Stefan Springmann am Gymnasium Johanneum, Lüneburg, Niedersachsen

An welcher Schule (Name, Stadt, Bundesland) arbeiten Sie?

Gymnasium Johanneum, 21339 Lüneburg, Niedersachsen

Wie haben Sie diese Stelle gefunden bzw. wie sieht Ihr beruflicher Werdegang aus?

Stelle gefunden durch offizielle Bewerbung bei Landesschulbehörde Lüneburg.
Beruflicher Werdegang:

  • Abitur 1991
  • Studium Mathematik/Chemie (Lehramt Gymnasium) in Göttingen bis 1997
  • Referendariat in Lüneburg bis 1999
  • nach Referendariat: mehrjährige Arbeit als Software-Designer bei einer Hamburger Software-Beratungsfirma (2000-2006)
  • seit 2006: Lehrer für Mathematik und Chemie am Johanneum in Lüneburg, Betreuung der schulischen IT



Wie haben Sie das Referendariat und den Berufseinstieg erlebt?

Referendariat: anstrengend.

Wie hat Sie das Studium in Göttingen auf das Referendariat und den Schuldienst vorbereitet?

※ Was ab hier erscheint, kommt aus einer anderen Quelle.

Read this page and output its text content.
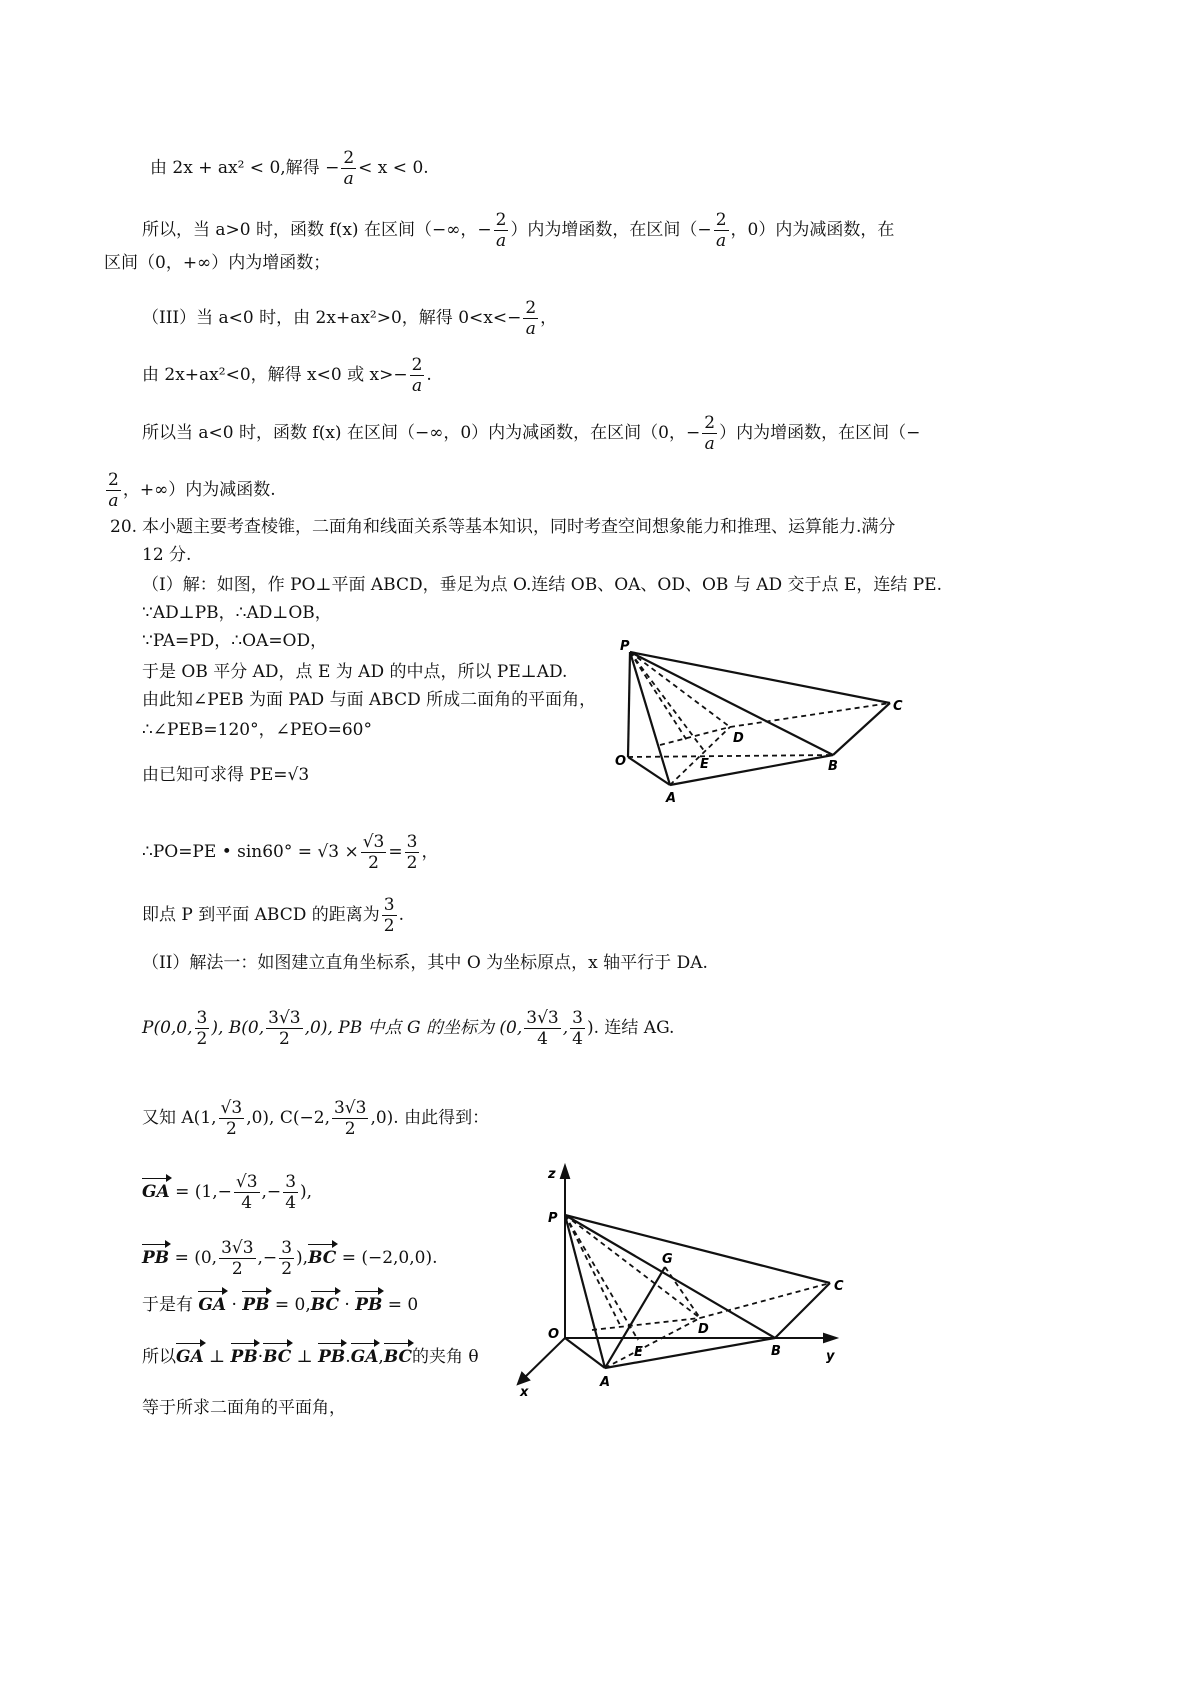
由 2x + ax² < 0,解得 − $\frac{2}{a} < x < 0$.
所以，当 a>0 时，函数 f(x) 在区间（−∞，− $\frac{2}{a}$ ）内为增函数，在区间（− $\frac{2}{a}$ ，0）内为减函数，在
区间（0，+∞）内为增函数；
（III）当 a<0 时，由 2x+ax²>0，解得 $0<x<- \frac{2}{a}$ ，
由 2x+ax²<0，解得 x<0 或 $x>- \frac{2}{a}$ .
所以当 a<0 时，函数 f(x) 在区间（−∞，0）内为减函数，在区间（0，− $\frac{2}{a}$ ）内为增函数，在区间（−
$\frac{2}{a}$ ，+∞）内为减函数.
20. 本小题主要考查棱锥，二面角和线面关系等基本知识，同时考查空间想象能力和推理、运算能力.满分
12 分.
（I）解：如图，作 PO⊥平面 ABCD，垂足为点 O.连结 OB、OA、OD、OB 与 AD 交于点 E，连结 PE.
∵AD⊥PB，∴AD⊥OB，
∵PA=PD，∴OA=OD，
于是 OB 平分 AD，点 E 为 AD 的中点，所以 PE⊥AD.
由此知∠PEB 为面 PAD 与面 ABCD 所成二面角的平面角，
∴∠PEB=120°，∠PEO=60°
由已知可求得 PE=√3
∴PO=PE • $\sin 60^\circ = √3 \times \frac{√3}{2} = \frac{3}{2}$ ，
即点 P 到平面 ABCD 的距离为 $\frac{3}{2}$ .
（II）解法一：如图建立直角坐标系，其中 O 为坐标原点，x 轴平行于 DA.
P(0,0, $\frac{3}{2}$ ), B(0, $\frac{3√3}{2} ,0$), PB 中点 G 的坐标为 (0, $\frac{3√3}{4}$ , $\frac{3}{4}$ ). 连结 AG.
又知 A(1, $\frac{√3}{2} ,0$), C(−2, $\frac{3√3}{2} ,0$). 由此得到：
GA = ($1,- \frac{√3}{4}$ ,− $\frac{3}{4}$ ),
PB = (0, $\frac{3√3}{2}$ ,− $\frac{3}{2} ),BC = (-2,0,0)$.
于是有 GA · PB = 0,BC · PB = 0
所以GA ⊥ PB·BC ⊥ PB.GA,BC的夹角 θ
等于所求二面角的平面角，
P
C
D
E
O	B
A
z
P
G
C
D
O
E	B	y
A
x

  • fachinhaltliche Ausbildung: gut (inhaltlich vielleicht zu viel für "nur Lehramt")
  • Vorbereitung auf Schuldienst/Schulalltag: schlecht
  • Gründe: zu wenig Praxisanteile im Studium, Schulpraktika/didaktische Veranstaltungen liefen eher nebenbei ohne große Wichtigkeit; bereits im Studium müsste für die Studierenden erkennbar werden, ob der Lehrerjob etwas für sie ist oder nicht. Dies funktioniert meines Erachtens nur, wenn eine intensive Heranführung an die Lehrerrolle frühzeitig erfolgt, nicht erst nach Jahren der Ausbildung.



Gibt es etwas, was Sie rückblickend im Studium anders machen würden?

Ich würde die vorhandenen Schulpraktika ernster nehmen.

Denken Sie an Ihre Studienzeit in Göttingen zurück ...

... so hatte ich viel mehr Zeit als jetzt, trotzdem oft das Gefühl, ich hätte sehr viel zu tun.
... so blicke ich auf eine sehr schöne Zeit zurück.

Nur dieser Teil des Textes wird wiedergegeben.